Managing servers

Monitoring & alerts

What the background monitor checks, how alerts reach you in Telegram, and per-user preferences for mutes and quiet hours.

What runs every 5 minutes

The background monitor loops over every server in the database and runs four checks:

Gateway health — openclaw health --json. If it exits non-zero, fire a gateway_down alert.
Session tokens — parses openclaw sessions --all-agents --json and fires token_overflow if any session is above 80%.
Disk — df / --output=pcent. Fires disk_full (warning) if root is above 90%.
API provider errors — greps the gateway journalctl for recent "All models failed" messages and fires api_errors if any show up.

Consecutive failure threshold

If the monitor itself can't reach a server (SSH error, timeout, etc.), it waits for 3 consecutive failures before firing a monitor_error alert. This prevents flapping on a server that's restarting or on a jittery network.

Watchdog

A separate timer runs every minute and checks when the monitor last completed a full cycle. If it's been more than 15 minutes, it bypasses the normal alert pipeline and sends a direct Telegram message to all super-admins: "EXMER monitor is STALE — last completed N min ago". This catches hangs that the monitor can't notice itself.

Who gets alerts

For each fired alert, the recipient list is built from:

The server's owner
Admin members (not viewers) from server_access
All super-admins from ADMIN_USER_IDS

Each recipient then passes through their personal notification preferences.

Notification preferences

Every authenticated user can mute individual alert types and set a quiet-hours window. Defaults: everything on, no quiet hours. Managed at PUT /api/me/notification-prefs. Supports wraparound quiet hours (e.g. 22:00–07:00 for overnight).

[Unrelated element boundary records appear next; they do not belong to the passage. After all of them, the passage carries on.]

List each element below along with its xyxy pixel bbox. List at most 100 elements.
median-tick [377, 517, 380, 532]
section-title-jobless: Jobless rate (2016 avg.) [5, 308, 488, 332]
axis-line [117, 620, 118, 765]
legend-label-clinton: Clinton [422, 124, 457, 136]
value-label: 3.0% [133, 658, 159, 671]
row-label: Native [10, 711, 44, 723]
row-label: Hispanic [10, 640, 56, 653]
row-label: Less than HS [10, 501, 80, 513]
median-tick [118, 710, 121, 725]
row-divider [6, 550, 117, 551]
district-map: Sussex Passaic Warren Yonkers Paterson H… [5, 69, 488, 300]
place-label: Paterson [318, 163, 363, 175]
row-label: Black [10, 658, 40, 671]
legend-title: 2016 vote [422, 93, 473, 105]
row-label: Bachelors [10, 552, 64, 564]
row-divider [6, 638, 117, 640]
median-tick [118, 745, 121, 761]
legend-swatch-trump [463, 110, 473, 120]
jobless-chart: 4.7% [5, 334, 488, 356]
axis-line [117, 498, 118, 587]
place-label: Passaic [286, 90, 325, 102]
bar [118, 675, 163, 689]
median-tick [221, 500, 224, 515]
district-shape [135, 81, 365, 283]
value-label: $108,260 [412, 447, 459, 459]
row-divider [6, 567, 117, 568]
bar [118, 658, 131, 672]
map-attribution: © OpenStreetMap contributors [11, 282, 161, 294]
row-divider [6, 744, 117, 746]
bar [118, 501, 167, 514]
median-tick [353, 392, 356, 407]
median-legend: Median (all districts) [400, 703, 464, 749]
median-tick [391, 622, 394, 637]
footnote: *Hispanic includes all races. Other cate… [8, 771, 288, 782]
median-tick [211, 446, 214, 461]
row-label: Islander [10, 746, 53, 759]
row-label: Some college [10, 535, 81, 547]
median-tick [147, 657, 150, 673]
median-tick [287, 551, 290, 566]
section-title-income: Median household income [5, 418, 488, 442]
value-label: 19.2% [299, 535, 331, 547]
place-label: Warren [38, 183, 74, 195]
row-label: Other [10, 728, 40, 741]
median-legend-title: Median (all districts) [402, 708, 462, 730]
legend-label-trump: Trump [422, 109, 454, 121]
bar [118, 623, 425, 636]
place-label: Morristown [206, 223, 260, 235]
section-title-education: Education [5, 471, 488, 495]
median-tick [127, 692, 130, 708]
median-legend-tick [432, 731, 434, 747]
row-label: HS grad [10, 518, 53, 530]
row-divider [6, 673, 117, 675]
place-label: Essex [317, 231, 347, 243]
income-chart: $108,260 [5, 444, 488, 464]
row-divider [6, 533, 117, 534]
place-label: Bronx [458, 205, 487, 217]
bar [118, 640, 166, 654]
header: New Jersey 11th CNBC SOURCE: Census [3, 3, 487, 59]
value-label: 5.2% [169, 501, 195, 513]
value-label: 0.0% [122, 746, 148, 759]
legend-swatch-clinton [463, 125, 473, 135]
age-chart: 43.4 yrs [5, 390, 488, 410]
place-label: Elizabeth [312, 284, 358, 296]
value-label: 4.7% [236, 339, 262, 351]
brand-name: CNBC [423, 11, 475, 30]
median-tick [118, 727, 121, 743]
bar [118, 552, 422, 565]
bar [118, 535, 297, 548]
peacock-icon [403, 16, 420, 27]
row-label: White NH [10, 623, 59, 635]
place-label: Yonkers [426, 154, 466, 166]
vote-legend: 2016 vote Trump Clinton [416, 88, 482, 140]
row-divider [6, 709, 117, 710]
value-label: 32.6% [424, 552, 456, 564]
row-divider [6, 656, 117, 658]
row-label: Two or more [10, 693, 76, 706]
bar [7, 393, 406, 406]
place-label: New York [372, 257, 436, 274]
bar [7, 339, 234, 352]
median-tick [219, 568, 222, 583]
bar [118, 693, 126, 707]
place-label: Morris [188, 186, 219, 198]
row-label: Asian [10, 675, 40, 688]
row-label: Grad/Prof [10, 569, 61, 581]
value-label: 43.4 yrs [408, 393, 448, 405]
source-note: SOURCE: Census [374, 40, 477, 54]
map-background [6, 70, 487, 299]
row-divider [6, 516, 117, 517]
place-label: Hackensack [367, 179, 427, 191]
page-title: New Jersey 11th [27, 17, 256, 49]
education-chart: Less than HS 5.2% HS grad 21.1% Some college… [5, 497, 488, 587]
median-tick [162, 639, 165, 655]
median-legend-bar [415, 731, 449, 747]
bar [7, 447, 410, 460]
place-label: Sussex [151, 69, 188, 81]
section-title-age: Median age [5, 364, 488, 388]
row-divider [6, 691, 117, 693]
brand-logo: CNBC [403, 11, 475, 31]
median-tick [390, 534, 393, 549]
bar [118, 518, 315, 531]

Alert type	Fires when	Severity
`gateway_down`	openclaw health returns non-zero	critical
`connection_failed`	SSH connection to server fails	critical
`token_overflow`	Session tokens above 80%	warning
`disk_full`	Root disk above 90%	warning
`api_errors`	Provider errors in gateway logs	warning / critical
`monitor_error`	3 consecutive monitor failures	critical

Alert storage

Every fired alert is also stored in the alerts table with read/unread status. The Alerts page in the Mini App shows the full history.